1       Lake, LaPorte, Porter
2       St. Joseph, Elkhart, Lagrange
3       Steuben, Noble, DeKalb
4       Jasper, Newton, Benton
5       Pulaski, Starke, Fulton
6       Marshall, Kosciusko, Whitley
7       Allen, Adams, Wells
8       White, Cass, Carroll
9       Miami, Wabash, Huntington
10      Warren, Fountain, Vermillion, Parke
11      Tippecanoe, Montgomery, Clinton [NO LONGER AVAILABLE]
12      Howard, Tipton, Grant, Madison
13      Delaware, Blackford, Jay
14      Putnam, Owen, Clay
15      Boone, Hamilton, Hendricks, Marion
16      Hancock, Shelby, Rush
17      Henry, Randolph, Wayne
18      Vigo, Sullivan, Greene
19      Monroe, Morgan, Johnson
20      Brown, Bartholomew, Jackson
21      Decatur, Franklin, Union, Fayette
22      Knox, Daviess, Martin
23      Lawrence, Orange, Washington
24      Scott, Jefferson, Switzerland
25      Jennings, Ripley, Dearborn, Ohio
26      Posey, Vanderburgh, Warrick
27      Gibson, Pike, Dubois
28      Spencer, Perry, Crawford
29      Harrison, Floyd, Clark
 

Software for viewing the MrSID-compressed orthophotos

Many software programs, such as ArcView or ArcGIS, can interpret images compressed with MrSID. We have listed free viewers and GIS software that can easily open these images.
Free software

  • ArcExplorer data browsing software can display, query, and retrieve GIS data. It is available from ESRI .
  • Two viewers, the MrSID Viewer and the MrSID GeoViewer are available from Lizard Tech. Both can display images with high quality resolution, but can only load one image at a time. The GeoViewer is a larger download than the Viewer, but it offers tools more applicable to the GIS world.
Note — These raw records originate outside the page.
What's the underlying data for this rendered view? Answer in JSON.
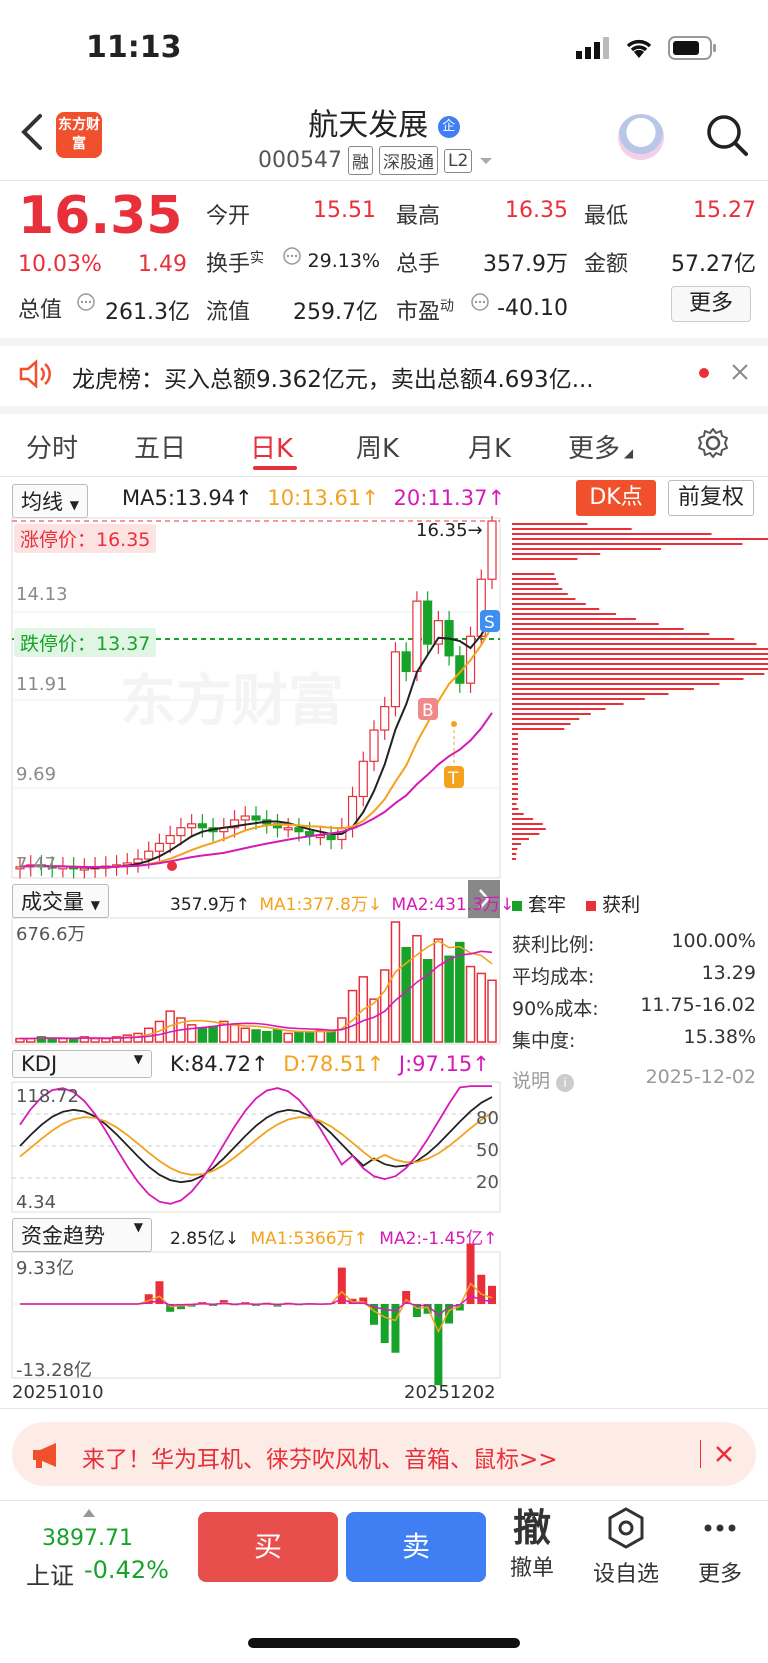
{
  "status": {
    "time": "11:13"
  },
  "header": {
    "logo_text": "东方财富",
    "stock_name": "航天发展",
    "name_badge": "企",
    "stock_code": "000547",
    "tags": [
      "融",
      "深股通",
      "L2"
    ]
  },
  "quote": {
    "price": "16.35",
    "change_pct": "10.03%",
    "change_val": "1.49",
    "cells": [
      {
        "label": "今开",
        "value": "15.51",
        "color": "red"
      },
      {
        "label": "最高",
        "value": "16.35",
        "color": "red"
      },
      {
        "label": "最低",
        "value": "15.27",
        "color": "red"
      },
      {
        "label": "换手",
        "label_sup": "实",
        "value": "29.13%",
        "color": "dark"
      },
      {
        "label": "总手",
        "value": "357.9万",
        "color": "dark"
      },
      {
        "label": "金额",
        "value": "57.27亿",
        "color": "dark"
      },
      {
        "label": "总值",
        "value": "261.3亿",
        "color": "dark"
      },
      {
        "label": "流值",
        "value": "259.7亿",
        "color": "dark"
      },
      {
        "label": "市盈",
        "label_sup": "动",
        "value": "-40.10",
        "color": "dark"
      }
    ],
    "more_label": "更多"
  },
  "notice": {
    "text": "龙虎榜：买入总额9.362亿元，卖出总额4.693亿..."
  },
  "tabs": [
    {
      "label": "分时",
      "active": false
    },
    {
      "label": "五日",
      "active": false
    },
    {
      "label": "日K",
      "active": true
    },
    {
      "label": "周K",
      "active": false
    },
    {
      "label": "月K",
      "active": false
    },
    {
      "label": "更多",
      "active": false
    }
  ],
  "kchart": {
    "indicator_select": "均线",
    "ma5": "MA5:13.94↑",
    "ma10": "10:13.61↑",
    "ma20": "20:11.37↑",
    "dk_label": "DK点",
    "adjust_label": "前复权",
    "limit_up_label": "涨停价：16.35",
    "limit_down_label": "跌停价：13.37",
    "price_axis": [
      "16.35",
      "14.13",
      "11.91",
      "9.69",
      "7.47"
    ],
    "last_price_marker": "16.35→",
    "watermark": "东方财富",
    "signal_b": "B",
    "signal_s": "S",
    "signal_t": "T"
  },
  "volume": {
    "select": "成交量",
    "value": "357.9万↑",
    "ma1": "MA1:377.8万↓",
    "ma2": "MA2:431.3万↓",
    "axis_max": "676.6万"
  },
  "kdj": {
    "select": "KDJ",
    "k": "K:84.72↑",
    "d": "D:78.51↑",
    "j": "J:97.15↑",
    "axis_max": "118.72",
    "axis_min": "4.34",
    "levels": [
      "80",
      "50",
      "20"
    ]
  },
  "fund": {
    "select": "资金趋势",
    "value": "2.85亿↓",
    "ma1": "MA1:5366万↑",
    "ma2": "MA2:-1.45亿↑",
    "axis_max": "9.33亿",
    "axis_min": "-13.28亿",
    "date_start": "20251010",
    "date_end": "20251202"
  },
  "chip_panel": {
    "legend_trapped": "套牢",
    "legend_profit": "获利",
    "rows": [
      {
        "label": "获利比例:",
        "value": "100.00%"
      },
      {
        "label": "平均成本:",
        "value": "13.29"
      },
      {
        "label": "90%成本:",
        "value": "11.75-16.02"
      },
      {
        "label": "集中度:",
        "value": "15.38%"
      }
    ],
    "note_label": "说明",
    "date": "2025-12-02"
  },
  "banner": {
    "text": "来了！华为耳机、徕芬吹风机、音箱、鼠标>>"
  },
  "bottom": {
    "index_value": "3897.71",
    "index_name": "上证",
    "index_change": "-0.42%",
    "buy": "买",
    "sell": "卖",
    "cancel_icon": "撤",
    "cancel_label": "撤单",
    "watch_label": "设自选",
    "more_label": "更多"
  },
  "colors": {
    "up": "#e8303b",
    "down": "#17a32a",
    "accent": "#f0502b"
  }
}
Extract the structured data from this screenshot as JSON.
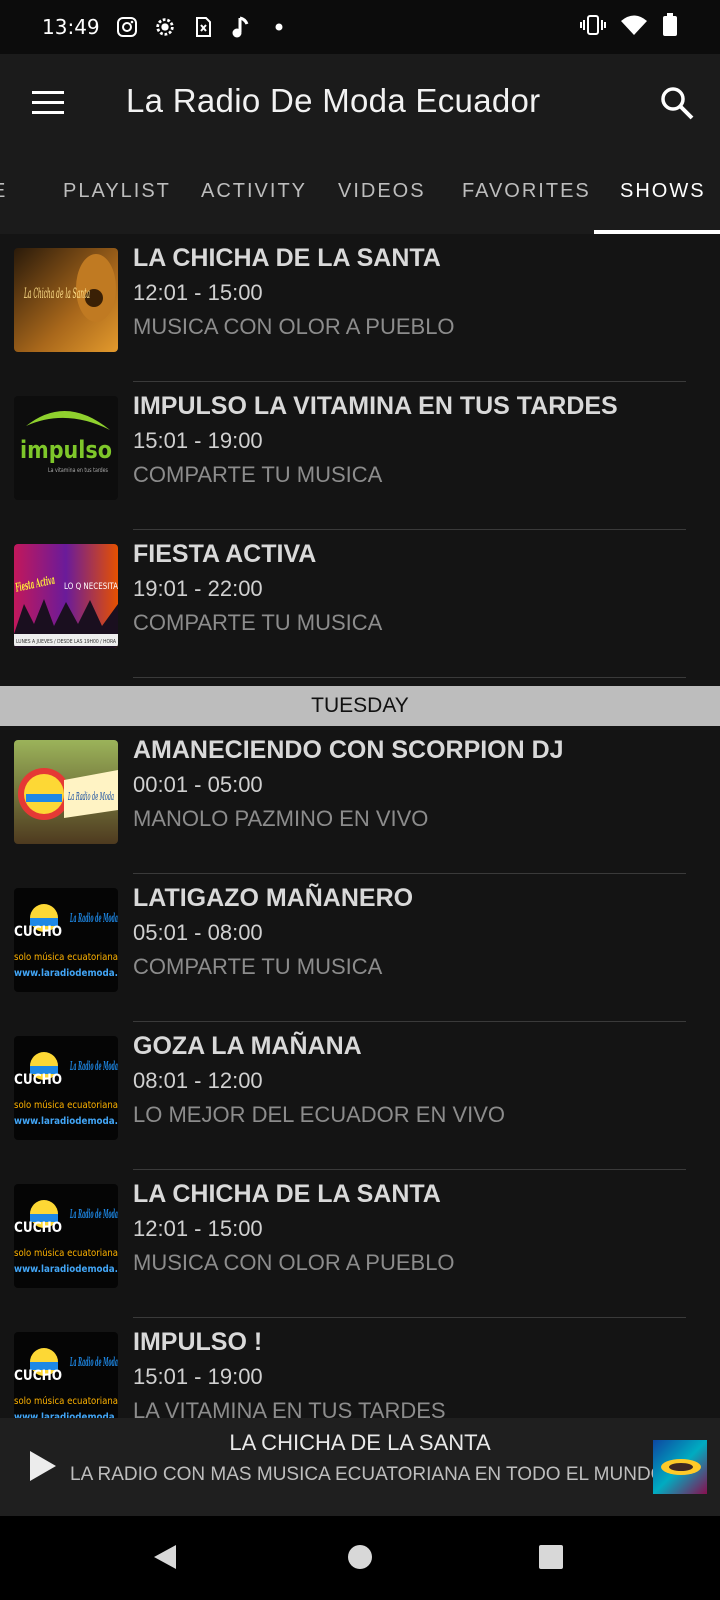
{
  "status_bar": {
    "time": "13:49",
    "left_icons": [
      "instagram-icon",
      "settings-icon",
      "sim-icon",
      "music-note-icon",
      "dot-icon"
    ],
    "right_icons": [
      "vibrate-icon",
      "wifi-icon",
      "battery-icon"
    ]
  },
  "app_bar": {
    "title": "La Radio De Moda Ecuador"
  },
  "tabs": [
    {
      "label": "E"
    },
    {
      "label": "PLAYLIST"
    },
    {
      "label": "ACTIVITY"
    },
    {
      "label": "VIDEOS"
    },
    {
      "label": "FAVORITES"
    },
    {
      "label": "SHOWS",
      "active": true
    }
  ],
  "shows_before_header": [
    {
      "name": "LA CHICHA DE LA SANTA",
      "time": "12:01 - 15:00",
      "desc": "MUSICA CON OLOR A PUEBLO",
      "thumb": "chicha-santa"
    },
    {
      "name": "IMPULSO LA VITAMINA EN TUS TARDES",
      "time": "15:01 - 19:00",
      "desc": "COMPARTE TU MUSICA",
      "thumb": "impulso"
    },
    {
      "name": "FIESTA ACTIVA",
      "time": "19:01 - 22:00",
      "desc": "COMPARTE TU MUSICA",
      "thumb": "fiesta-activa"
    }
  ],
  "day_header": "TUESDAY",
  "shows_after_header": [
    {
      "name": "AMANECIENDO CON SCORPION DJ",
      "time": "00:01 - 05:00",
      "desc": "MANOLO PAZMINO EN VIVO",
      "thumb": "amaneciendo"
    },
    {
      "name": "LATIGAZO MAÑANERO",
      "time": "05:01 - 08:00",
      "desc": "COMPARTE TU MUSICA",
      "thumb": "radio-moda"
    },
    {
      "name": "GOZA LA MAÑANA",
      "time": "08:01 - 12:00",
      "desc": "LO MEJOR DEL ECUADOR EN VIVO",
      "thumb": "radio-moda"
    },
    {
      "name": "LA CHICHA DE LA SANTA",
      "time": "12:01 - 15:00",
      "desc": "MUSICA CON OLOR A PUEBLO",
      "thumb": "radio-moda"
    },
    {
      "name": "IMPULSO !",
      "time": "15:01 - 19:00",
      "desc": "LA VITAMINA EN TUS TARDES",
      "thumb": "radio-moda"
    }
  ],
  "thumb_text": {
    "chicha": "La Chicha de la Santa",
    "impulso": "impulso",
    "impulso_sub": "La vitamina en tus tardes",
    "fiesta": "Fiesta Activa",
    "fiesta_banner": "LO Q NECESITA",
    "fiesta_strip": "LUNES A JUEVES / DESDE LAS 19H00 / HORA",
    "moda_brand": "La Radio de Moda",
    "moda_cucho": "CUCHO",
    "moda_line": "solo música ecuatoriana",
    "moda_url": "www.laradiodemoda."
  },
  "player": {
    "title": "LA CHICHA DE LA SANTA",
    "subtitle": "LA RADIO CON MAS MUSICA ECUATORIANA EN TODO EL MUNDO"
  },
  "nav_bar": [
    "back-icon",
    "home-icon",
    "recents-icon"
  ],
  "colors": {
    "background": "#141414",
    "app_bar": "#1b1b1b",
    "day_header": "#bdbdbd",
    "tab_active": "#ffffff"
  }
}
Geographic information about the orthophotos

The geographic extent of the digital orthophoto is equivalent to a quarter-quadrangle (3.75 minutes of latitude and longitude), plus 50 to 100 meters of overlap. Each image covers roughly 10,000 acres.

The uncompressed resolution is 1 meter. Resolution is the minimum distance between two adjacent features, or the minimum size of a feature that can be detected by a remote sensing system. The quality of the image is slightly degraded due to the compression in MrSID.

The projection used for these photos is Universal Transverse Mercator (UTM). The datum is the North American Datum of 1983 (NAD83), with coordinates in meters.

The orthophotos conform to National Map Accuracy Standards at the scale of 1:12,000. This means that 90 percent of the well-defined points tested must fall within 33.3 feet (1/30 inch) of their actual position.

The images on this CD-ROM have been compressed by a factor of ten. Each quarter quad is approximately 5 MB, and the entire state is about 12.5 gigabytes compressed at this ratio.